Freiheitliche Initiativen
Dringliche Anfrage
der Abg. Dr. Schnell, Blattl, Essl, Rothenwänder und Wiedermann an die Landesregierung betreffend Maßnahmen auf europäischer Ebene zur Sicherung von M-real in Hallein
Am 30. April 2009 wurde die Papierproduktion bei M-real in Hallein eingestellt. 485 Mitarbeiter verlieren schrittweise ihre Arbeit. Hintergrund für diese Produktionseinstellung sind jedoch nicht Verluste in Hallein, sondern eine Marktbereinigung bei feingestrichenen Papieren. Hierzu haben M-real und der Sappi-Konzern vereinbart, die Produktion in Hallein stillzulegen. Schon bei Bekanntwerden dieses Deals wurden Bedenken hinsichtlich der rechtlichen Zulässigkeit dieser Vorgangsweise geäußert. Die Arbeiterkammer machte auf Verstöße gegen das Wettbewerbsrecht aufmerksam und die Bundeswettbewerbsbehörde kündigte an, den Fall zu prüfen. Seitens des Landes Salzburg wurde bei der EU-Kommission Beschwerde erhoben. Neben dem juristischen Kampf für die Erhaltung der Arbeitsplätze in Hallein wurde auch auf politischer Ebene Einfluss genommen. So soll sich Außenminister Spindlegger und Wirtschaftsminister Mitterlehner bei ihren finnischen Amtskollegen für den Standort Hallein eingesetzt haben.
Vor kurzem wurde bekannt, dass die EU-Kommission in der Vorgangsweise von M-real und Sappi keinen Verstoß gegen das EU-Wettbewerbsrecht erkennen kann. Dies ist insbesondere enttäuschend, als dadurch wieder einmal unter Beweis gestellt wird, dass auf europäischer Ebene Konzernstrategien noch immer im Vordergrund stehen und die Sicherung regionaler Arbeitsplätze nachrangig ist. Möglicherweise sind aber auch die Durchsetzungskraft und der Einfluss der österreichischen Politik zu gering, um heimische Interessen auch wirksam durchsetzen zu können.

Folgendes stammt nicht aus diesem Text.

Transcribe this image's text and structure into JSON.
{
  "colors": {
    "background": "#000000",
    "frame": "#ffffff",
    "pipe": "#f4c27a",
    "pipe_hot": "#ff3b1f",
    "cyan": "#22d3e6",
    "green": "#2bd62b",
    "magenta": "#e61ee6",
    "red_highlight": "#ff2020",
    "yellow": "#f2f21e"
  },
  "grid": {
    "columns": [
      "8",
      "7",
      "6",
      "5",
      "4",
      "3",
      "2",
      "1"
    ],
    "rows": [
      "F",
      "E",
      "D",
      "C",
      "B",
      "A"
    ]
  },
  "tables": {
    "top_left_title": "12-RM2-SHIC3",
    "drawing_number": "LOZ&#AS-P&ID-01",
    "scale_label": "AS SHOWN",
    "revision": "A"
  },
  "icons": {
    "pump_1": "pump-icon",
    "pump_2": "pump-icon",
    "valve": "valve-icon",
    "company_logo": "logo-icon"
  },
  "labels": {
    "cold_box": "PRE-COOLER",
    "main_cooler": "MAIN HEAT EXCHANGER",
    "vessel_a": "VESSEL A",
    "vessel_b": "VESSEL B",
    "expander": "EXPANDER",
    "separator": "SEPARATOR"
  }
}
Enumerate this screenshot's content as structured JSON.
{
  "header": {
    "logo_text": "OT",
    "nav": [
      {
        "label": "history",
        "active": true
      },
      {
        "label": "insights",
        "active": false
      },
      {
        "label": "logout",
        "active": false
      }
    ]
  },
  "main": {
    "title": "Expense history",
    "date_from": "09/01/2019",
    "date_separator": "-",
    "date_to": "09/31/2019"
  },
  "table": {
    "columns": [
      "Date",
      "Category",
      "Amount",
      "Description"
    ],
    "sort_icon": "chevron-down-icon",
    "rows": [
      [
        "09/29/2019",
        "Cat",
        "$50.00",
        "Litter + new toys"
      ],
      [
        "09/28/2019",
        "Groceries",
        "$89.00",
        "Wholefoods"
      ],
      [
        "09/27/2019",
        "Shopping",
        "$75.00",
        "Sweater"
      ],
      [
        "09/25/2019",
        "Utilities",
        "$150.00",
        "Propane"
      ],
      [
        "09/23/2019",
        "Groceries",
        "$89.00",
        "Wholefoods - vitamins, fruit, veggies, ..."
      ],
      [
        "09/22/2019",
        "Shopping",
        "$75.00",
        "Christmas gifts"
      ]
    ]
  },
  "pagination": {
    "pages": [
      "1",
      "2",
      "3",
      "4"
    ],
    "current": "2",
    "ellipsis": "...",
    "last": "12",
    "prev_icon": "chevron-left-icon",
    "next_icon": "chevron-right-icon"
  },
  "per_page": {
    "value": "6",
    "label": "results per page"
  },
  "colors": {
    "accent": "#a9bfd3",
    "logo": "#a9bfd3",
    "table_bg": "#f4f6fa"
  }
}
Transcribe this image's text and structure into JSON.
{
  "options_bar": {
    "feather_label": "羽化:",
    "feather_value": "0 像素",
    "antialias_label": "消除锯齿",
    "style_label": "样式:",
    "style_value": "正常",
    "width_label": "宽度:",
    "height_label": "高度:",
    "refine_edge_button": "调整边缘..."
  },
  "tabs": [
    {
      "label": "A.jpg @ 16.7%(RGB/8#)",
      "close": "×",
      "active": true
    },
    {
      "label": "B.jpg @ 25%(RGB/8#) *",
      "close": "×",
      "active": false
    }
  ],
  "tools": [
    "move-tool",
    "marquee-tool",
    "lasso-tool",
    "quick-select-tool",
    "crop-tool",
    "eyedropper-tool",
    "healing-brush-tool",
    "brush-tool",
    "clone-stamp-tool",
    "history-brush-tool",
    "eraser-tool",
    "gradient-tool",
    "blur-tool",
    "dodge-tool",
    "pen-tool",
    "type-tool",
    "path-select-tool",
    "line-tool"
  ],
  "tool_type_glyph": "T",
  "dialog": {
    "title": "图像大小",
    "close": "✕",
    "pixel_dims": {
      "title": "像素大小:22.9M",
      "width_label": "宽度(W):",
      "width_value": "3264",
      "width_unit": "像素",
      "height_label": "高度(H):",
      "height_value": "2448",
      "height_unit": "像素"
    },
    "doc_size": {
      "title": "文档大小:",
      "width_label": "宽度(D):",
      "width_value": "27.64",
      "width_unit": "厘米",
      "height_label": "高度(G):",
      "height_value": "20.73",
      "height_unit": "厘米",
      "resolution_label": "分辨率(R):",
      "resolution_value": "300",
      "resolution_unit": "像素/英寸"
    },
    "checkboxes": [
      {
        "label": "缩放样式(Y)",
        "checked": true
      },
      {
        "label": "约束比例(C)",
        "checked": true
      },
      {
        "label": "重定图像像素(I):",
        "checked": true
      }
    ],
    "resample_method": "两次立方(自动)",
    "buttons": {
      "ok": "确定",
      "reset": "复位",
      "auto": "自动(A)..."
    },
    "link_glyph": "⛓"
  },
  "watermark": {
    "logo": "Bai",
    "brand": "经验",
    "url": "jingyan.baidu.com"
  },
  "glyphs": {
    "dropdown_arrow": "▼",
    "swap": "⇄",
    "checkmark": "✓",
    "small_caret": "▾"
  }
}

Die unterzeichneten Abgeordneten stellen deshalb gemäß § 78 Abs 1 GO-LT folgende
Dringliche Anfrage:
1. Wie argumentiert die EU-Kommission die Entscheidung zu Gunsten der Konzernpolitik von M-real und Sappi?
2. Welche konkreten Initiativen seitens der Bundesregierung sind Ihnen bekannt, um die Einstellung der Papierproduktion bei M-real in Hallein zu verhindern?
3. Hat es auch Gespräche mit der österreichischen EU-Kommissarin gegeben, wenn ja, mit welchem Erfolg, wenn nein, warum nicht?
4. Warum konnte Salzburg beziehungsweise Österreich seine berechtigten Anliegen in Brüssel nicht durchsetzen?
5. Welche Maßnahmen werden Sie setzen, um den Einfluss Salzburgs in Brüssel nachhaltig zu stärken?